Para llegar hasta la idea de educación que hoy se ventila, afincada en la ciencia, en el arte, en el pensamiento crítico, en la formación del carácter, tuvo este país que doblegarse primero a la educación confesional de la Iglesia Católica (causa, entre otras, de las guerras civiles y la Violencia) y avanzar a tumbos hacia la educación laica del Estado liberal, hasta desembocar en el proyecto de la ministra Aurora Vergara: elevar la educación de servicio público a derecho fundamental que asiste a todos los colombianos, desde prekínder hasta universidad; y apuntar a un cambio drástico en el currículo y en la calidad de la enseñanza. Gaje del Estado social de derecho.
Cuando muchos temían encontrar en esta reforma la impronta gremialista, tan exigente en gabelas para los maestros como abúlica si de calidad de la educación se trata, el Gobierno da sorpresa colosal: dos proyectos de ley. Uno, principalmente para refinanciar a la universidad pública que desde hace 30 años recibe el mismo presupuesto, para una población universitaria que saltó de 150.000 estudiantes a 650.000. El déficit acumulado a la fecha es de $18 billones. Además, el Gobierno aspira a la gratuidad en la universidad pública y a crear medio millón de nuevos cupos en ella, sea para formación técnica, tecnológica o profesional.
Pero, como en salud, poco se logra ampliando la cobertura sin abordar los graves problemas de calidad en la educación. El otro proyecto, el de la Ley estatutaria, regula el derecho fundamental a la educación como eje del sistema, fuente de equidad y propulsor en la búsqueda de otro país. De un nuevo modelo productivo -diría la misión de sabios que en 2019 escribió el informe Colombia, hacia una sociedad del conocimiento– desde la revolución industrial en ciernes, la producción integrada, la convergencia de tecnologías y disciplinas. En el entendido de que el crecimiento económico sólo es sostenible si se acompaña de equidad e inclusión.

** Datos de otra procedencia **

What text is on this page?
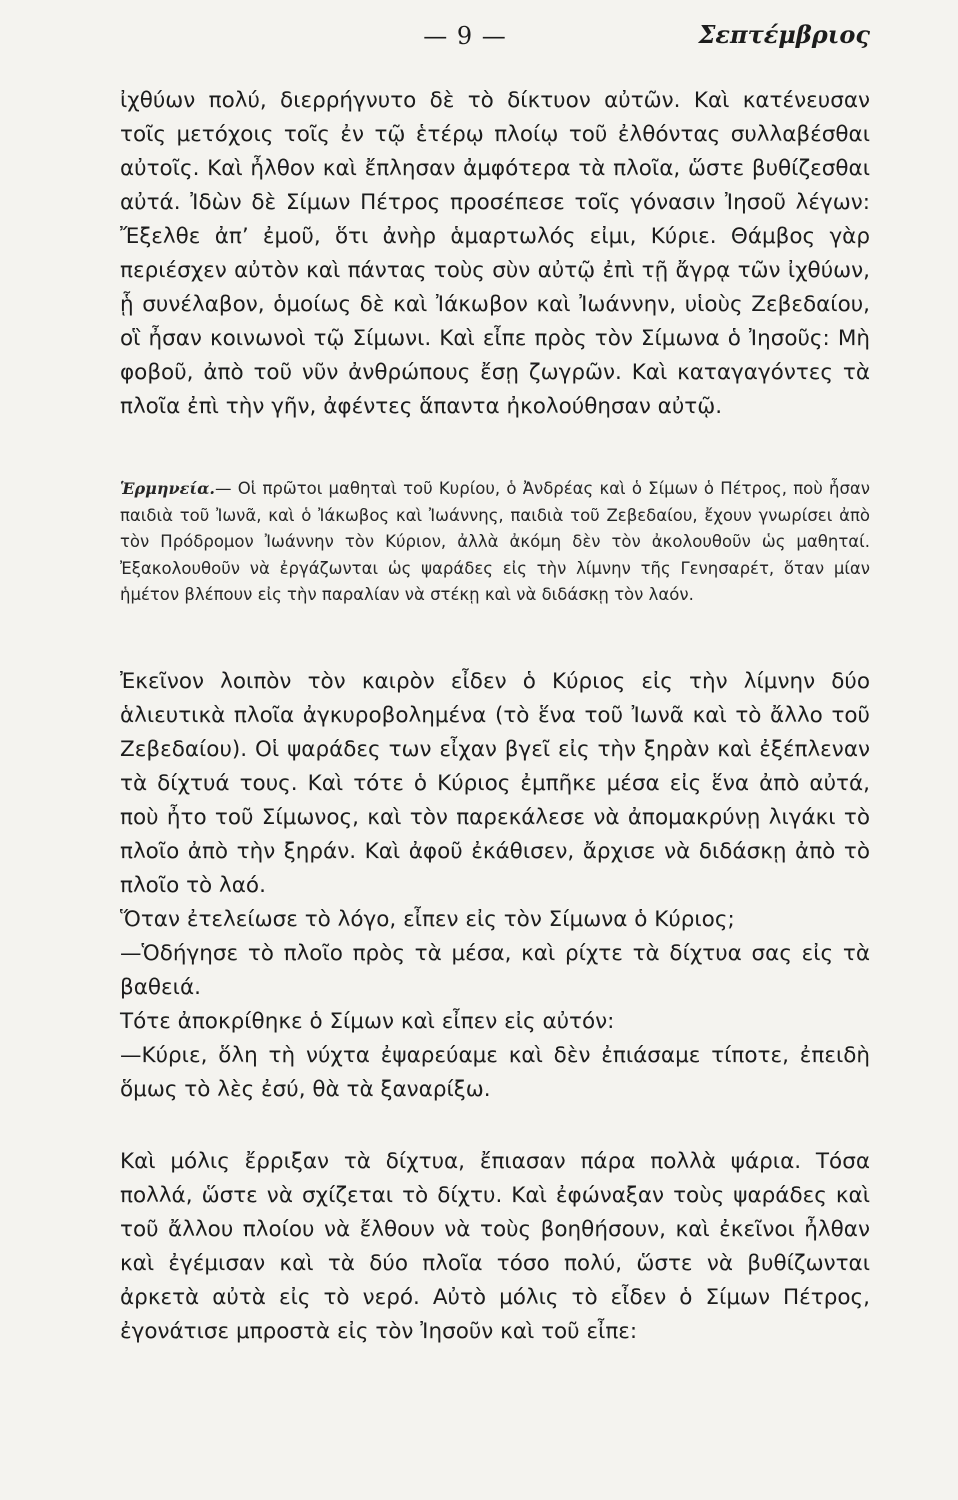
— 9 —	Σεπτέμβριος
ἰχθύων πολύ, διερρήγνυτο δὲ τὸ δίκτυον αὐτῶν. Καὶ κατένευσαν τοῖς μετόχοις τοῖς ἐν τῷ ἑτέρῳ πλοίῳ τοῦ ἐλθόντας συλλαβέσθαι αὐτοῖς. Καὶ ἦλθον καὶ ἔπλησαν ἀμφότερα τὰ πλοῖα, ὥστε βυθίζεσθαι αὐτά. Ἰδὼν δὲ Σίμων Πέτρος προσέπεσε τοῖς γόνασιν Ἰησοῦ λέγων: Ἔξελθε ἀπ’ ἐμοῦ, ὅτι ἀνὴρ ἁμαρτωλός εἰμι, Κύριε. Θάμβος γὰρ περιέσχεν αὐτὸν καὶ πάντας τοὺς σὺν αὐτῷ ἐπὶ τῇ ἄγρᾳ τῶν ἰχθύων, ᾗ συνέλαβον, ὁμοίως δὲ καὶ Ἰάκωβον καὶ Ἰωάννην, υἱοὺς Ζεβεδαίου, οἳ ἦσαν κοινωνοὶ τῷ Σίμωνι. Καὶ εἶπε πρὸς τὸν Σίμωνα ὁ Ἰησοῦς: Μὴ φοβοῦ, ἀπὸ τοῦ νῦν ἀνθρώπους ἔσῃ ζωγρῶν. Καὶ καταγαγόντες τὰ πλοῖα ἐπὶ τὴν γῆν, ἀφέντες ἅπαντα ἠκολούθησαν αὐτῷ.
Ἑρμηνεία.— Οἱ πρῶτοι μαθηταὶ τοῦ Κυρίου, ὁ Ἀνδρέας καὶ ὁ Σίμων ὁ Πέτρος, ποὺ ἦσαν παιδιὰ τοῦ Ἰωνᾶ, καὶ ὁ Ἰάκωβος καὶ Ἰωάννης, παιδιὰ τοῦ Ζεβεδαίου, ἔχουν γνωρίσει ἀπὸ τὸν Πρόδρομον Ἰωάννην τὸν Κύριον, ἀλλὰ ἀκόμη δὲν τὸν ἀκολουθοῦν ὡς μαθηταί. Ἐξακολουθοῦν νὰ ἐργάζωνται ὡς ψαράδες εἰς τὴν λίμνην τῆς Γενησαρέτ, ὅταν μίαν ἡμέτον βλέπουν εἰς τὴν παραλίαν νὰ στέκῃ καὶ νὰ διδάσκῃ τὸν λαόν.

Ἐκεῖνον λοιπὸν τὸν καιρὸν εἶδεν ὁ Κύριος εἰς τὴν λίμνην δύο ἁλιευτικὰ πλοῖα ἀγκυροβολημένα (τὸ ἕνα τοῦ Ἰωνᾶ καὶ τὸ ἄλλο τοῦ Ζεβεδαίου). Οἱ ψαράδες των εἶχαν βγεῖ εἰς τὴν ξηρὰν καὶ ἐξέπλεναν τὰ δίχτυά τους. Καὶ τότε ὁ Κύριος ἐμπῆκε μέσα εἰς ἕνα ἀπὸ αὐτά, ποὺ ἦτο τοῦ Σίμωνος, καὶ τὸν παρεκάλεσε νὰ ἀπομακρύνῃ λιγάκι τὸ πλοῖο ἀπὸ τὴν ξηράν. Καὶ ἀφοῦ ἐκάθισεν, ἄρχισε νὰ διδάσκῃ ἀπὸ τὸ πλοῖο τὸ λαό.

Ὅταν ἐτελείωσε τὸ λόγο, εἶπεν εἰς τὸν Σίμωνα ὁ Κύριος;

—Ὁδήγησε τὸ πλοῖο πρὸς τὰ μέσα, καὶ ρίχτε τὰ δίχτυα σας εἰς τὰ βαθειά.

Τότε ἀποκρίθηκε ὁ Σίμων καὶ εἶπεν εἰς αὐτόν:

—Κύριε, ὅλη τὴ νύχτα ἐψαρεύαμε καὶ δὲν ἐπιάσαμε τίποτε, ἐπειδὴ ὅμως τὸ λὲς ἐσύ, θὰ τὰ ξαναρίξω.

Καὶ μόλις ἔρριξαν τὰ δίχτυα, ἔπιασαν πάρα πολλὰ ψάρια. Τόσα πολλά, ὥστε νὰ σχίζεται τὸ δίχτυ. Καὶ ἐφώναξαν τοὺς ψαράδες καὶ τοῦ ἄλλου πλοίου νὰ ἔλθουν νὰ τοὺς βοηθήσουν, καὶ ἐκεῖνοι ἦλθαν καὶ ἐγέμισαν καὶ τὰ δύο πλοῖα τόσο πολύ, ὥστε νὰ βυθίζωνται ἀρκετὰ αὐτὰ εἰς τὸ νερό. Αὐτὸ μόλις τὸ εἶδεν ὁ Σίμων Πέτρος, ἐγονάτισε μπροστὰ εἰς τὸν Ἰησοῦν καὶ τοῦ εἶπε:
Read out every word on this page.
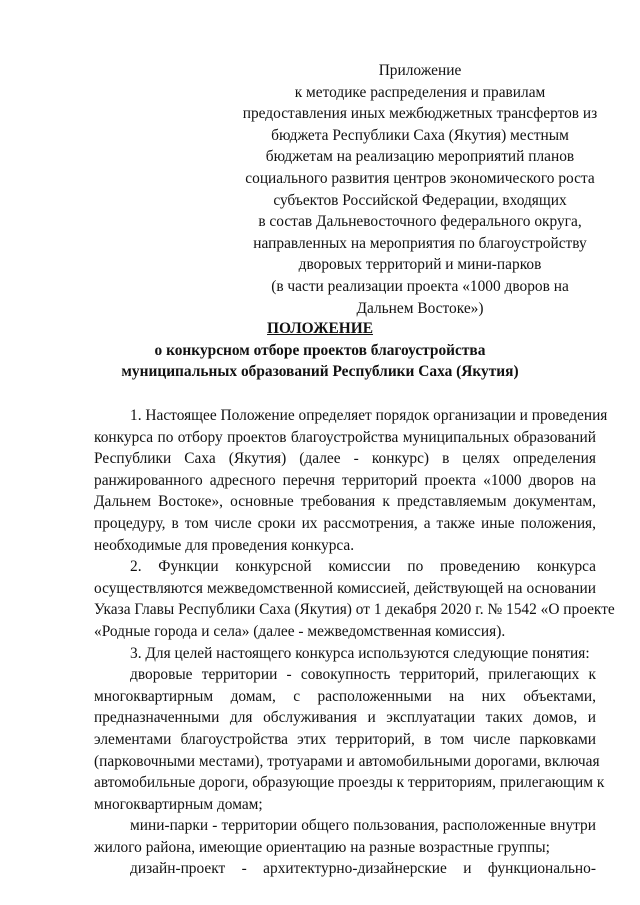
Приложение
к методике распределения и правилам
предоставления иных межбюджетных трансфертов из
бюджета Республики Саха (Якутия) местным
бюджетам на реализацию мероприятий планов
социального развития центров экономического роста
субъектов Российской Федерации, входящих
в состав Дальневосточного федерального округа,
направленных на мероприятия по благоустройству
дворовых территорий и мини-парков
(в части реализации проекта «1000 дворов на
Дальнем Востоке»)
ПОЛОЖЕНИЕ
о конкурсном отборе проектов благоустройства
муниципальных образований Республики Саха (Якутия)
1. Настоящее Положение определяет порядок организации и проведения
конкурса по отбору проектов благоустройства муниципальных образований
Республики Саха (Якутия) (далее - конкурс) в целях определения
ранжированного адресного перечня территорий проекта «1000 дворов на
Дальнем Востоке», основные требования к представляемым документам,
процедуру, в том числе сроки их рассмотрения, а также иные положения,
необходимые для проведения конкурса.
2. Функции конкурсной комиссии по проведению конкурса
осуществляются межведомственной комиссией, действующей на основании
Указа Главы Республики Саха (Якутия) от 1 декабря 2020 г. № 1542 «О проекте
«Родные города и села» (далее - межведомственная комиссия).
3. Для целей настоящего конкурса используются следующие понятия:
дворовые территории - совокупность территорий, прилегающих к
многоквартирным домам, с расположенными на них объектами,
предназначенными для обслуживания и эксплуатации таких домов, и
элементами благоустройства этих территорий, в том числе парковками
(парковочными местами), тротуарами и автомобильными дорогами, включая
автомобильные дороги, образующие проезды к территориям, прилегающим к
многоквартирным домам;
мини-парки - территории общего пользования, расположенные внутри
жилого района, имеющие ориентацию на разные возрастные группы;
дизайн-проект - архитектурно-дизайнерские и функционально-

Para el debate que se avecina, pocas fuentes de inspiración tan a propósito como el documento de marras. Gloso dos ideas suyas. La reforma parte de sustituir el modelo basado en la enseñanza por otro anclado en el aprendizaje contextualizado que enseñe a pensar, que propicie la crítica, que enfrente retos desde la innovación y la creatividad, que posibilite soluciones. Reivindica una educación cimentada en el conocimiento científico, en los desarrollos de la tecnología, en la investigación guiada por la curiosidad, en la creación. El reto, escriben los sabios, será convertir la ciencia, la educación y la cultura en ejes del desarrollo del país, e integrarse a la sociedad global del conocimiento. Sin el concurso de las ciencias y las artes, escriben, ningún país ha logrado desarrollar tecnología ni innovación ni fortalecer su productividad.
Invitan a redimensionar el rol del maestro para convertirlo en ejemplo vivo de lo que significa ser aprendiz en el siglo XXI: “un referente de flexibilidad, de apertura, de renovación de aptitudes, saberes y prácticas…” sin sacrificar el rigor de la ciencia. Invitan a una educación que cree vínculos emocionales, pasión por el conocimiento, por la cultura, la ciencia y el arte… que cultive el asombro, el descubrimiento y la invención… E instan, como ahora la ministra Vergara, a propiciar un acuerdo sobre la educación entre Estado, empresarios y organizaciones de la sociedad para cifrar el desarrollo en el capital humano y en la investigación científica.
Tal vez ningún proyecto de reforma augure, como éste, consenso en sus trazos mayores. Tal vez nadie se atreva a transformar su discusión leal e informada en cantera de propaganda. Tal vez nadie quiera malograr esta oportunidad única de marchar hacia la educación soñada.